PS : I am sure coarse graining and quantisation have entirely different origins, my question here to is to only address their effects rather than their causes.
 A: The von Neumann entropy, written in terms of the quantum mechanical density operator, is a constant of the motion if you keep track of everything (including entanglement with the environment) and don't have any collapse events (which, depending on your favorite interpretation of quantum mechanics, might not exist anyway).
The thing is that this fact already accounts for quantum mechanics. There's no additional fact of inherent quantization of phase space that needs to be, or even can be, added to this. The density operator is already a fully quantum mechanical operator in Hilbert space, and the structure of the Hilbert space and the behavior of other operators (such as the Hamiltonian) on that same Hilbert space is implicitly there. So energy quantization, angular momentum quantization, and so forth are already implicitly taken into account in this theory. But the von Neumann entropy is still constant with respect to time.
However, the von Neumann entropy does give us a way to understand the increase in entropy of a non-isolated system that can gradually become entangled with a thermal or quasi-thermal environment, in a process called decoherence. If you try to look at the density operator of just the not-quite-isolated system you were trying to study, you have to "trace out" (perform a sum over) all of the states of the environment that it's entangled with that you're not explicitly paying attention to. When you do this, increase of entropy comes out pretty naturally.
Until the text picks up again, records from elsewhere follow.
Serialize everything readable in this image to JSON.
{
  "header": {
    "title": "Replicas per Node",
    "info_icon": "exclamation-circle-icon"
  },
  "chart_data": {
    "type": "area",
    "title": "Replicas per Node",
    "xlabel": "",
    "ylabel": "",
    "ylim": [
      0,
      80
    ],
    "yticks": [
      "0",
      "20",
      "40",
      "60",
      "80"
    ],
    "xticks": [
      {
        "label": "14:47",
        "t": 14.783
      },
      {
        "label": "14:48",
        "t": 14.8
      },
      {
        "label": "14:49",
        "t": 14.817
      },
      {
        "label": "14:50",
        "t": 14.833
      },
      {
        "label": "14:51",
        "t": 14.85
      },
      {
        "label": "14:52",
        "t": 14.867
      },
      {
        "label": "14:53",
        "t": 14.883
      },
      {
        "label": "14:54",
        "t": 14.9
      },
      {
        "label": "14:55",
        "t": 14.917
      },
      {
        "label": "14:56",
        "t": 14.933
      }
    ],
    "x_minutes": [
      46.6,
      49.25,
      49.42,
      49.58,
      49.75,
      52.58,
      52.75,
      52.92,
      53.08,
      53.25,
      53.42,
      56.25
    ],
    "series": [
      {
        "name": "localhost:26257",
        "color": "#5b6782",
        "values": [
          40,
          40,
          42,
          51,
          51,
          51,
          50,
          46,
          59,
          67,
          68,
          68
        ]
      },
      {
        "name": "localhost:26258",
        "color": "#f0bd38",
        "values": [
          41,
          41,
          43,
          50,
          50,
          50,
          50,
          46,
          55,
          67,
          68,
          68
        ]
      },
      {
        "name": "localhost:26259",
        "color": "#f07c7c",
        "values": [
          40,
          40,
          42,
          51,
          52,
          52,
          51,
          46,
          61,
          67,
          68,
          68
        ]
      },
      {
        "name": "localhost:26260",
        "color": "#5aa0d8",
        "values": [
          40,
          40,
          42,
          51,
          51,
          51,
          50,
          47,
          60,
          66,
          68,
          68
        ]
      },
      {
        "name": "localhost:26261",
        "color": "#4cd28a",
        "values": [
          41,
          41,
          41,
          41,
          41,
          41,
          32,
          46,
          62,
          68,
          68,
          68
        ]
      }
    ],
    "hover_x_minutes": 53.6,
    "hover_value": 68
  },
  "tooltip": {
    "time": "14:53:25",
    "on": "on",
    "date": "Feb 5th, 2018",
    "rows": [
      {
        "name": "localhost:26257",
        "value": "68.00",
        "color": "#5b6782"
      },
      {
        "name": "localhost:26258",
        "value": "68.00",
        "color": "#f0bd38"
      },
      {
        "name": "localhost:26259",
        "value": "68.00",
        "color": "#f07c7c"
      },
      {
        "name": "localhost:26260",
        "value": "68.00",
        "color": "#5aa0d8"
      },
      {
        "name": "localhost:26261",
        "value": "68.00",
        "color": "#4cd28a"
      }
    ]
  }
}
This answer is only a very brief summary of a huge topic that's also an active area of research. But the key words that I think will head you in the right direction are:
von Neumann entropy
entanglement
decoherence
A: However, there is at least one theory (not complete) where the "coarse graining" is not subjective but rather natural result of thermodynamics re-formulated in terms generalized covariant theory of many weakly interacting subsystems (as opposed to non-interacting particles of the Boltzmann's ideal gas). In that theory proposed by Carlo Rovelli at all the coarse graining corresponds to the natural gauge symmetries. So there is a way to derive the second law without introducing the "lost information", but based on the transfer of information to the environment resulting from the entanglement. It may be equivalent to decoherence but it is based on Gibbs formulation of entropy.